The reporting options in Microsoft Intune isn’t the best as of now. It’ll gradually get better, but there’s always different opinions about how to do reporting. Where they should be located? How they should be displayed? Which filtering/grouping options should it have? To fix that and get all the reports YOU want and display them exactly as YOU want, you can use Microsoft Power BI.

This solution is built on top of the awesome work that some of my colleagues in Microsoft created/presented earlier this year (Karli Stites, Pratik Mehta, Ray Pearson). The presentation was internal, but the solution is available on GitHub with a step-by-step guide (see Link section). I’ve just added on to it with additional information from MEM via Microsoft Graph API and Log Analytics. The basic building blocks and flow look like this:

Image preview

When creating the storage account and the different containers you can under “lifecycle management” specify the retention period. Meaning you can specify how many days of historical data you want.

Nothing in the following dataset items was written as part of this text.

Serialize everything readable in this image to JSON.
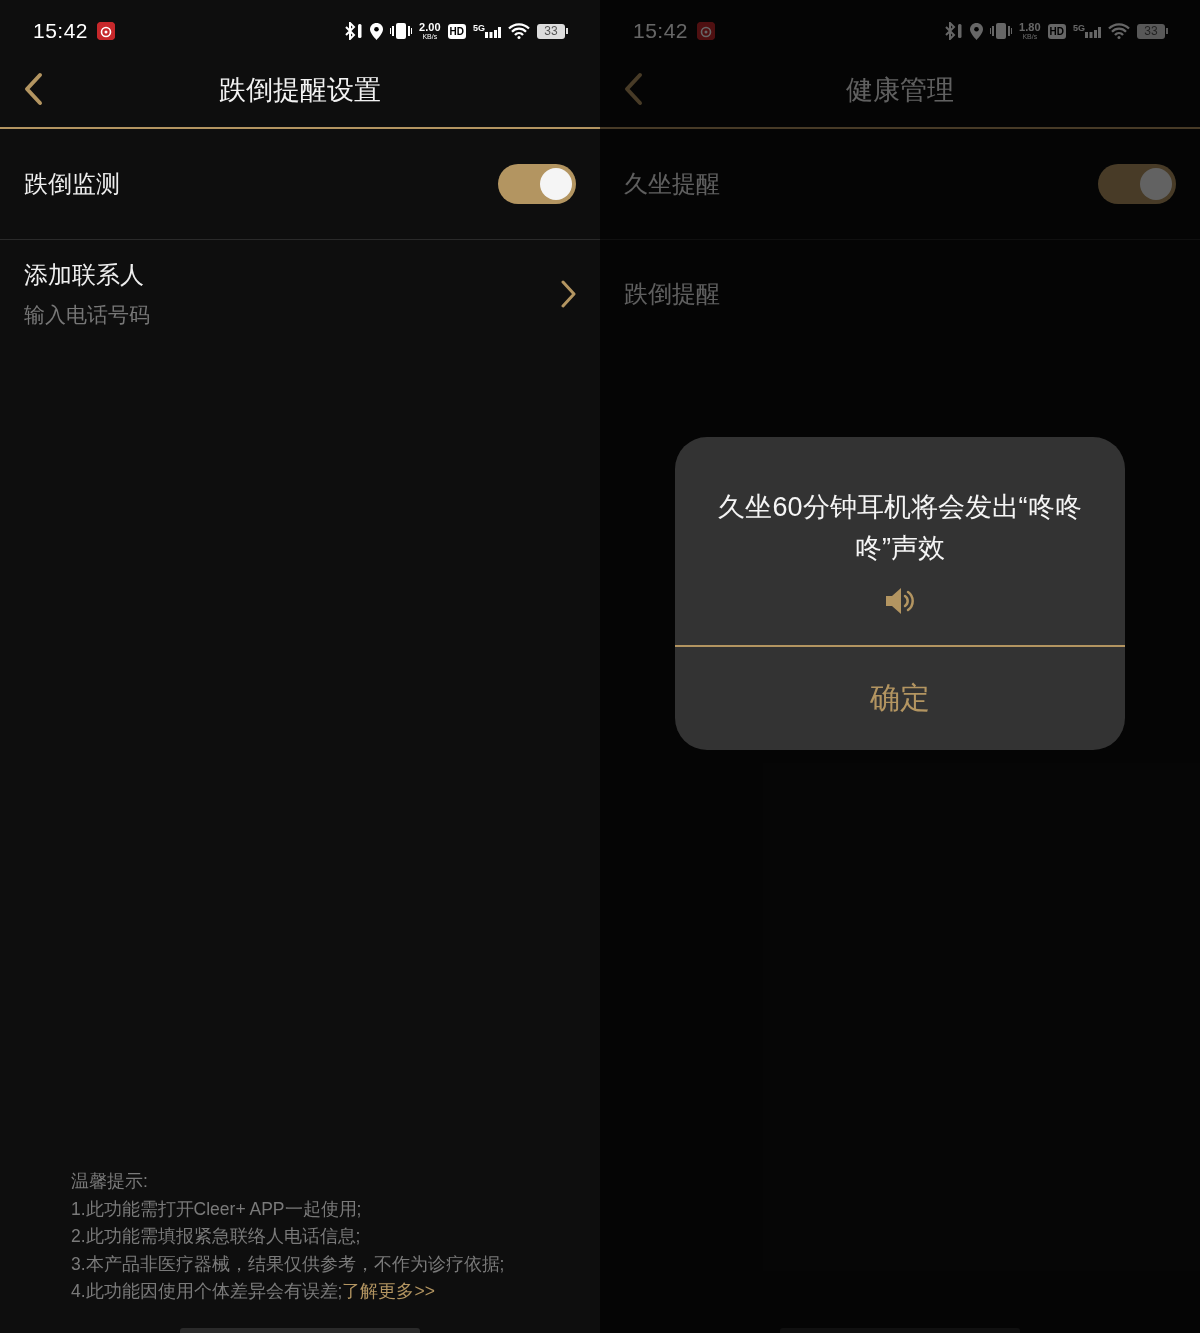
{
  "screens": [
    {
      "status_bar": {
        "time": "15:42",
        "speed": "2.00",
        "speed_unit": "KB/s",
        "hd": "HD",
        "network": "5G",
        "battery": "33"
      },
      "header": {
        "title": "跌倒提醒设置"
      },
      "rows": [
        {
          "kind": "toggle",
          "label": "跌倒监测",
          "on": true
        },
        {
          "kind": "link",
          "label": "添加联系人",
          "sublabel": "输入电话号码"
        }
      ],
      "notes": {
        "title": "温馨提示:",
        "lines": [
          "1.此功能需打开Cleer+ APP一起使用;",
          "2.此功能需填报紧急联络人电话信息;",
          "3.本产品非医疗器械，结果仅供参考，不作为诊疗依据;",
          "4.此功能因使用个体差异会有误差;"
        ],
        "link": "了解更多>>"
      }
    },
    {
      "status_bar": {
        "time": "15:42",
        "speed": "1.80",
        "speed_unit": "KB/s",
        "hd": "HD",
        "network": "5G",
        "battery": "33"
      },
      "header": {
        "title": "健康管理"
      },
      "rows": [
        {
          "kind": "toggle",
          "label": "久坐提醒",
          "on": true
        },
        {
          "kind": "plain",
          "label": "跌倒提醒"
        }
      ],
      "dialog": {
        "message": "久坐60分钟耳机将会发出“咚咚咚”声效",
        "button": "确定"
      }
    }
  ]
}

The longer it is, the more data will be stored and that will of course affect how much you’ll have to pay.
Then, do the “app registration” from the Azure portal. This will function as your service account and the app secret will be the password. When creating the app secret, be aware it’s only visible when you create it. You cannot go back and view it. So, save it in a secure location.
The “automation account” configuration will contain “variables”, “credentials” (app id + secret), “schedules” (how often to run your runbooks), and finally your “runbooks”. These can be created using several types of script, but in this example it’s PowerShell.
The runbooks gather information from Intune via Graph and saves them as .CSV files in the different blob containers. Now you can pull those from Power BI and go crazy with creating reports!

Custom report examples

In my lab, I now have twelve different reports. Those are “overall operational compliance view”, “servicing overview”, “AV report”, “malware”, “servicing comparison”, “servicing details”, “patch status”, “apps”, “delivery optimization”, “naming standard”, and “device info”.

Publicly published reports from Power BI

Live view from my Power BI reports:

Add content from Log Analytics

I’ve added Log Analytics as a source to my reports as well. Hadn’t thought of doing that before starting to play around with the solution. Turned out to be super easy to do. Here’s how:
Go to Log Analytics and write your Kusto query.

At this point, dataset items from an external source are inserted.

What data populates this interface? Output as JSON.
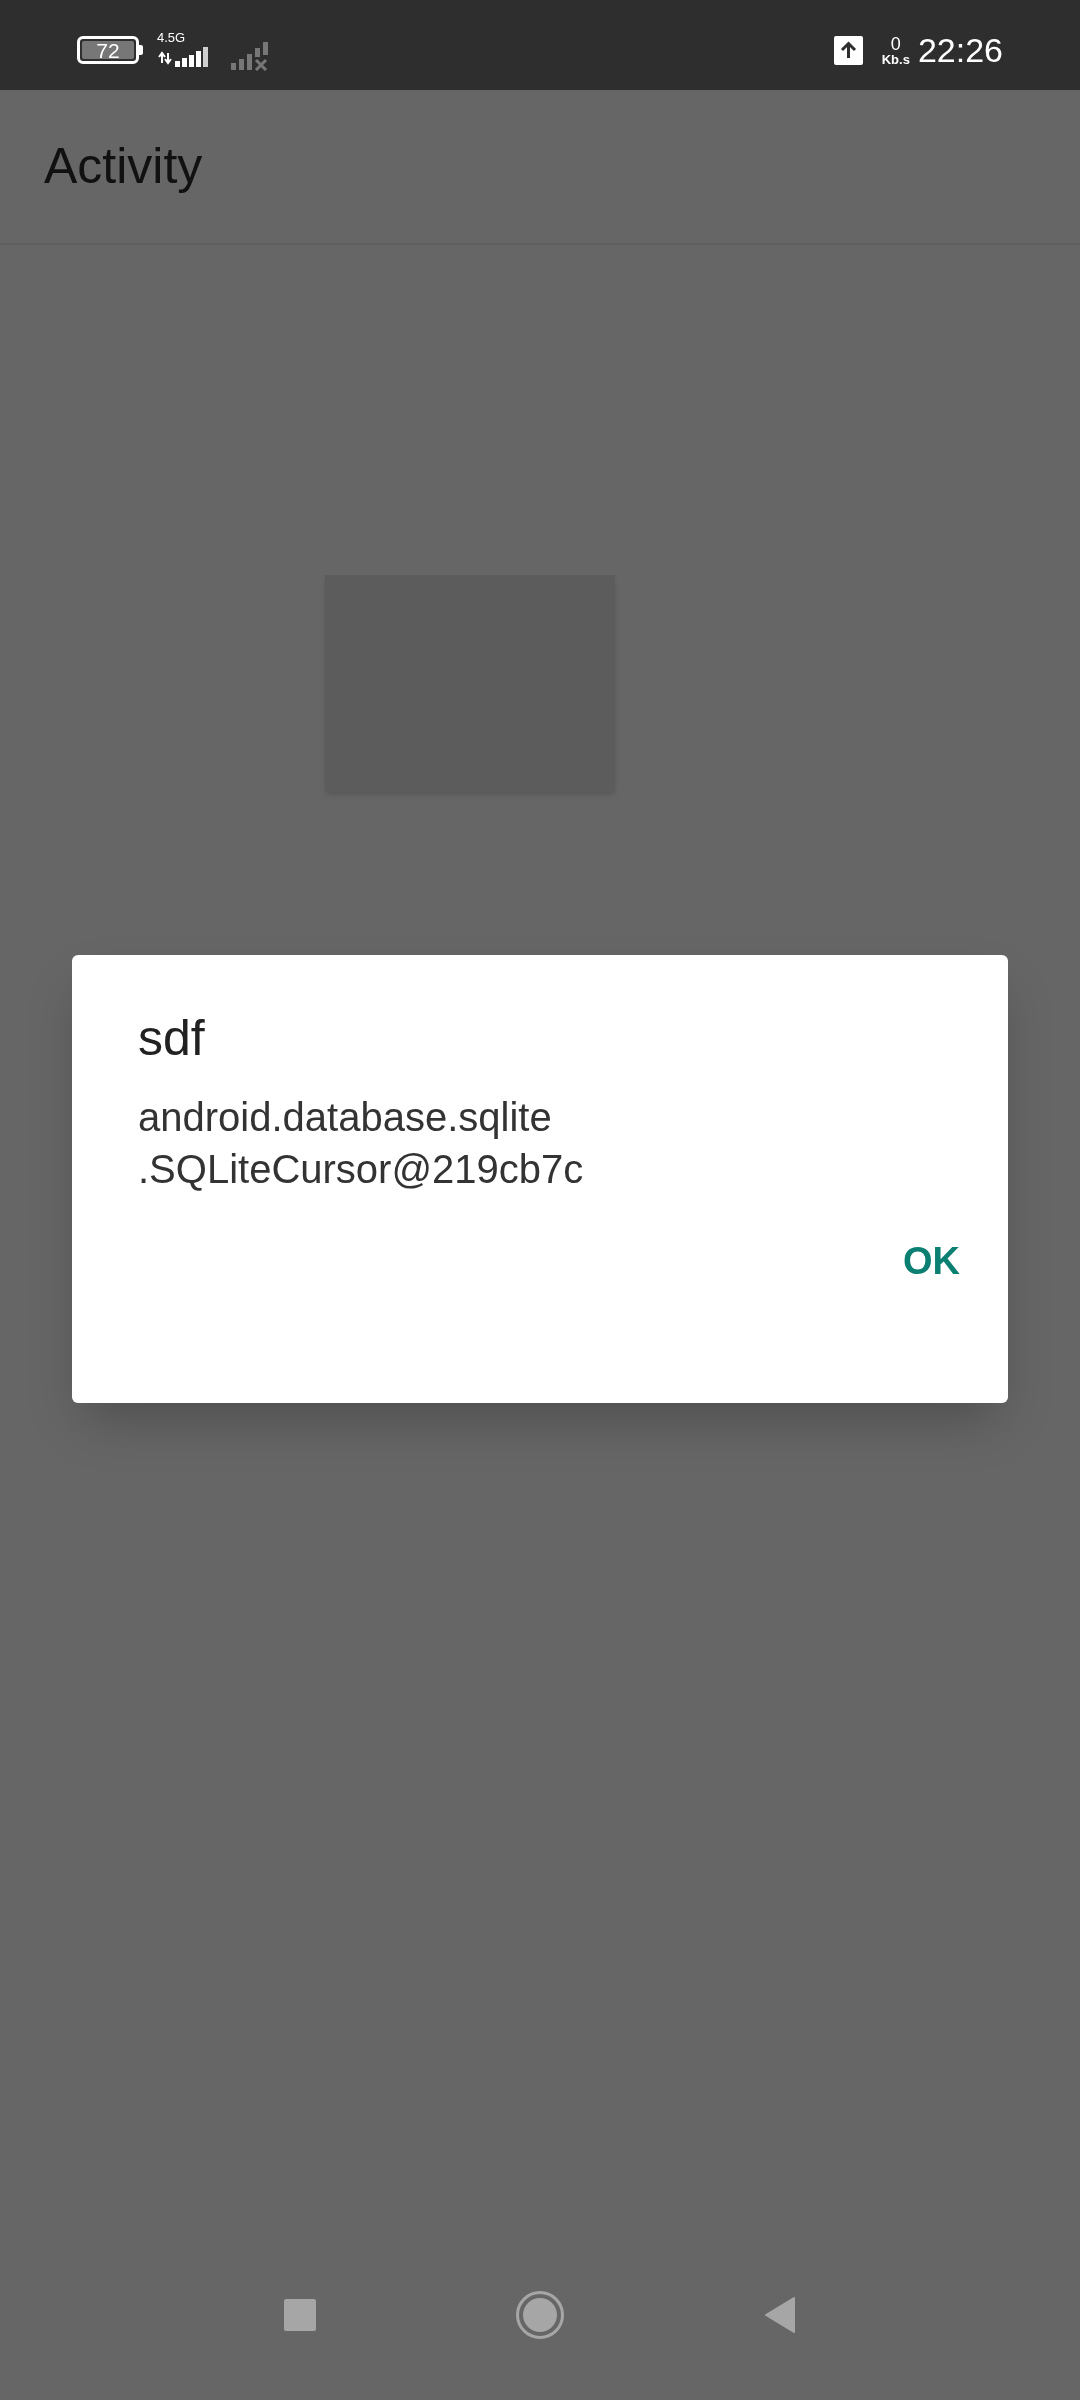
{
  "status_bar": {
    "battery": "72",
    "network": "4.5G",
    "speed_value": "0",
    "speed_unit": "Kb.s",
    "time": "22:26"
  },
  "app_bar": {
    "title": "Activity"
  },
  "dialog": {
    "title": "sdf",
    "message": "android.database.sqlite\n.SQLiteCursor@219cb7c",
    "buttons": [
      "OK"
    ]
  }
}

Then click on “|-> Export” and select “Export to Power BI (M query)”. That’ll start to download a .txt file to your computer.

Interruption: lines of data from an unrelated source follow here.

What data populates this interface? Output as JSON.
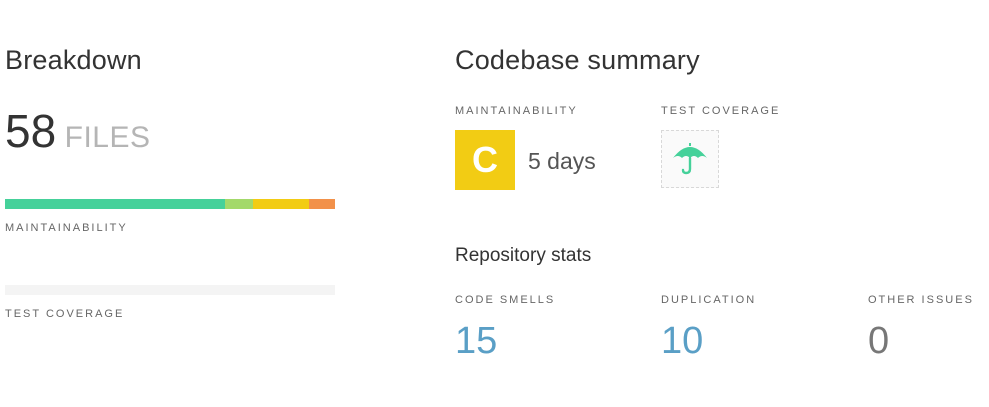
{
  "breakdown": {
    "title": "Breakdown",
    "file_count": "58",
    "file_unit": "FILES",
    "maintainability_label": "MAINTAINABILITY",
    "test_coverage_label": "TEST COVERAGE",
    "maintainability_segments": [
      {
        "grade": "A",
        "color": "#45d19a",
        "fraction": 0.667
      },
      {
        "grade": "B",
        "color": "#a3d96a",
        "fraction": 0.085
      },
      {
        "grade": "C",
        "color": "#f2cc14",
        "fraction": 0.17
      },
      {
        "grade": "D",
        "color": "#f2914a",
        "fraction": 0.078
      }
    ]
  },
  "summary": {
    "title": "Codebase summary",
    "maintainability_label": "MAINTAINABILITY",
    "test_coverage_label": "TEST COVERAGE",
    "grade": "C",
    "grade_color": "#f2cc14",
    "remediation": "5 days",
    "coverage_icon": "umbrella-icon"
  },
  "repo_stats": {
    "title": "Repository stats",
    "stats": [
      {
        "label": "CODE SMELLS",
        "value": "15",
        "color": "#5a9fc6"
      },
      {
        "label": "DUPLICATION",
        "value": "10",
        "color": "#5a9fc6"
      },
      {
        "label": "OTHER ISSUES",
        "value": "0",
        "color": "#777777"
      }
    ]
  }
}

The content contains of two sections. First, the steps you need to do in Power BI to add it as a source. The second, is the actual query you’ll use.

Then you’ll end up with this view and just click “Done” and “Close & Apply”. Now you’ll have the dataset in your report. When adding a second source like this, you might have to create the relationships between the tables. How easy/difficult that is, will of course vary. Use the link section to read up on how to solve that.

Go grab the guide from GitHub and have fun creating your reports!